Everyone cares about something. Even sociopaths care about themselves. You are not judging the capacity of a person to care. You are determining what they care most about – and more importantly – whether what they care about aligns with the values that serve your organization’s mission and purpose. If you are the CEO – you want to see if the candidate cares about the things you find important. And if you are a hiring manager – you want to make sure that the candidate’s beliefs are in alignment with the organization’s Worthy Indelible Purpose, your WIP.
Everyone cares about something. Even sociopaths care about themselves.
Your WIP speaks to what the organization is built for and must accomplish. It is not what you do – but why you do it – and why it is essential that you do. If your WIP is to make more money than anyone else, you should look for people who are motivated by personal financial gains. If your WIP is to bring joy to the world by cultivating exceptional leadership, which is what my company does, you want to be sure that anyone you hire cares about bringing joy to others and demonstrating leadership. Most of us are taught that caring is a quality that speaks to how we serve the needs of others, but in this case, it is a selfish assessment. You are looking only for those people who share your beliefs and values.
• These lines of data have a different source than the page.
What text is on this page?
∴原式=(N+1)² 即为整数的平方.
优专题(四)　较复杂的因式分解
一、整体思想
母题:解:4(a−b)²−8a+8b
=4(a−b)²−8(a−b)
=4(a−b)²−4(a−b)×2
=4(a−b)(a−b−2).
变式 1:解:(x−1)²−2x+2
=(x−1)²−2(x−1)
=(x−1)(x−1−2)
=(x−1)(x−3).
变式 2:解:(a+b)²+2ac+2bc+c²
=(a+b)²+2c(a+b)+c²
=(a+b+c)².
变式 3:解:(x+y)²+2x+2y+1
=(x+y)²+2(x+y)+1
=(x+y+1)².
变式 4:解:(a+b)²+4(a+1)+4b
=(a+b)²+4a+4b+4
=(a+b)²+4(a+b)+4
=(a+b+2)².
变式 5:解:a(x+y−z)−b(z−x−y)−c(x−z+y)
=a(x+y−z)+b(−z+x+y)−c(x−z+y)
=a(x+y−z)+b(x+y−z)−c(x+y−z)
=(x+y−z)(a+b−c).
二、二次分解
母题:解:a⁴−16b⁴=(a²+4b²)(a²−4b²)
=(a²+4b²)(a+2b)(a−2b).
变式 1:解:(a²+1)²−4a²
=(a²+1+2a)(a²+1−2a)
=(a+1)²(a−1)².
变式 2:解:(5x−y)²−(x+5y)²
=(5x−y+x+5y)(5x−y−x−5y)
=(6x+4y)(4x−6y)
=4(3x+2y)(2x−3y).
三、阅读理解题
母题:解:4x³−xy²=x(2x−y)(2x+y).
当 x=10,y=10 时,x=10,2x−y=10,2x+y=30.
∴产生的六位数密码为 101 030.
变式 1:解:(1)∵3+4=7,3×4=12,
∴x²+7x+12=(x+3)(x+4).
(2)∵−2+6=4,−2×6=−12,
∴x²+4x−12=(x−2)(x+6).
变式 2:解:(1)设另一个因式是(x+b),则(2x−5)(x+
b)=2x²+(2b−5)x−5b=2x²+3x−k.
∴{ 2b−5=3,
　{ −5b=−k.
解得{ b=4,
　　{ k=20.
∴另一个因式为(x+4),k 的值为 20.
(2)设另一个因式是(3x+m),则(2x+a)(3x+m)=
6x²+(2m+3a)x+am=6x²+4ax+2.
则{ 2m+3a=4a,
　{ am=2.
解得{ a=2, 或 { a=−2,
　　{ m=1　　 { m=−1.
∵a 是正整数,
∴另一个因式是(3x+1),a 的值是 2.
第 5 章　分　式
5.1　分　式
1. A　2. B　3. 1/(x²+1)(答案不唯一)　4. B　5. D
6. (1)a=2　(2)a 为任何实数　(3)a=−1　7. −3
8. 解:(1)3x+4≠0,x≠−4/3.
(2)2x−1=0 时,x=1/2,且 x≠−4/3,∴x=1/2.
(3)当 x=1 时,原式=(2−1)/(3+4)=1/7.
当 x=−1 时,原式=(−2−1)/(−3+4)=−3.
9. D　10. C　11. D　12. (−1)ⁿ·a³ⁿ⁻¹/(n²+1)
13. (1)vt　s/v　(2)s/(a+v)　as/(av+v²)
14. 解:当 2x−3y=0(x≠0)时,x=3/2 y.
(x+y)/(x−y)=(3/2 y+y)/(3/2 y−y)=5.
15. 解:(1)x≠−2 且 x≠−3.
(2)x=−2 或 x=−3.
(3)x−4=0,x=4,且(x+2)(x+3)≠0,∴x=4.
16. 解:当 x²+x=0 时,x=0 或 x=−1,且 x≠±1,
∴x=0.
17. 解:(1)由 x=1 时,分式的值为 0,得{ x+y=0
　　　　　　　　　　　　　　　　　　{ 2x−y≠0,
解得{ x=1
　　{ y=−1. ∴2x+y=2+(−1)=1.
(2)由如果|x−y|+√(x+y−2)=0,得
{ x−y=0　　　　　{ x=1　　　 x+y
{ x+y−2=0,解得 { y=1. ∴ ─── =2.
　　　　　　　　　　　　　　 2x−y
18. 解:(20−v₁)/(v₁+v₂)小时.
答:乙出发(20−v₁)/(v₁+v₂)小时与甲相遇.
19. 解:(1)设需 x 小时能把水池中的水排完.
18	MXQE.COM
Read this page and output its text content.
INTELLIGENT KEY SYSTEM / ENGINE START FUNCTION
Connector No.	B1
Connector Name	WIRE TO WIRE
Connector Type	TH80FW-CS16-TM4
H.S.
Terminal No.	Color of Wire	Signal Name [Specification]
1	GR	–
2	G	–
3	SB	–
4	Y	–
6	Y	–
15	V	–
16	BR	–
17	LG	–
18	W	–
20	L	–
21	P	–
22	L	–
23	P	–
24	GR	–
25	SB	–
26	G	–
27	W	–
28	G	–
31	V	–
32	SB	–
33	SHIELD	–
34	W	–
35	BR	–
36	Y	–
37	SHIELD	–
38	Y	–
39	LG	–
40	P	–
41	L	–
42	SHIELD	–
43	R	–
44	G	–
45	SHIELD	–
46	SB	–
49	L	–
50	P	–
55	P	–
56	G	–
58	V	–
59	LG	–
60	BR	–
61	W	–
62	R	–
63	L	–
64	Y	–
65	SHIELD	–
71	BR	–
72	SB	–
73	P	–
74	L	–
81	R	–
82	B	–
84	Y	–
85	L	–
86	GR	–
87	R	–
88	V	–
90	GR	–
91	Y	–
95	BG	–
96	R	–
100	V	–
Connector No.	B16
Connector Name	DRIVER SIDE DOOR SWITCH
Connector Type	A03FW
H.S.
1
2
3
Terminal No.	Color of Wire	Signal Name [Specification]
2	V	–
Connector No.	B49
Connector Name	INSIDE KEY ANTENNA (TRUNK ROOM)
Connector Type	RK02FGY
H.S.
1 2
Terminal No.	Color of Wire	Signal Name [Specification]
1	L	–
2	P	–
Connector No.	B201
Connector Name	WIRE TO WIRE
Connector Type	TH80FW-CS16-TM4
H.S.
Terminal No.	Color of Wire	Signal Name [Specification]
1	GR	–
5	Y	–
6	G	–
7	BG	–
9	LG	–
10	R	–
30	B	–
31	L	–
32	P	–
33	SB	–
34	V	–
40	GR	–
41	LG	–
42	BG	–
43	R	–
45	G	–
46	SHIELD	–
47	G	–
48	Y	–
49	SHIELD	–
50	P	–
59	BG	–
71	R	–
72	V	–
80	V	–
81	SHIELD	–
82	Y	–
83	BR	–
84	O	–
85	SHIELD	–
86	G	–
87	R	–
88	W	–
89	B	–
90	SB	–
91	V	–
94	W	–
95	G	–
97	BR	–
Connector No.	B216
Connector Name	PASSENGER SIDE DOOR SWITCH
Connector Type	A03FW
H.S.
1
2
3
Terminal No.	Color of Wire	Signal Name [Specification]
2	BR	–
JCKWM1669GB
Once you have discerned that a person is caring and curious you can then review their capabilities. You want to test their competencies. And you also want to make certain that they are capable and willing to apply them to meet the needs of the role they will be undertaking.
Will the commitment they need to make interfere with other commitments they may have for raising their family? Things like travel, commuting distance, relocation, and compensation all speak to the capability to perform fully and competently. You might be able to make certain accommodations to secure a great hire – by adjusting the requirements, increasing the compensation, or making mutually desirable changes to the expectations that make the candidate a good fit for the job. But before you do – you want to be certain that there is a high level of confidence that this person will prove entirely competent.
A competent employee is one who operates in the learning mode, constantly strives to improve their competencies to continuously adapt to the changing demands of their role, has a guiding sense of purpose that aligns with the organization’s WIP and causes them to be conscientious, shows grit – or the ability to be comfortable being uncomfortable – and understands that competence is always a measure of what they accomplish.
It may seem counterintuitive to place a higher burden on the hiring process when good people are hard to find. But the reason you must is that finding good people is never good enough. For your organization to be extraordinary you need extraordinary people. And to find extraordinary people you must lead an extraordinary organization. It is like a flywheel, where you gain momentum through specific actions that create operational efficiency through human effectiveness. It isn’t that it is easy to be mediocre, it’s that choosing not to be requires exceptional leadership. Unless you start with that – your chances of beating the odds and thriving in difficult times become slim to none. But if you endeavor to elevate your leadership and the level of leadership in your organization you might defy the odds and accomplish more than what most people believe is possible.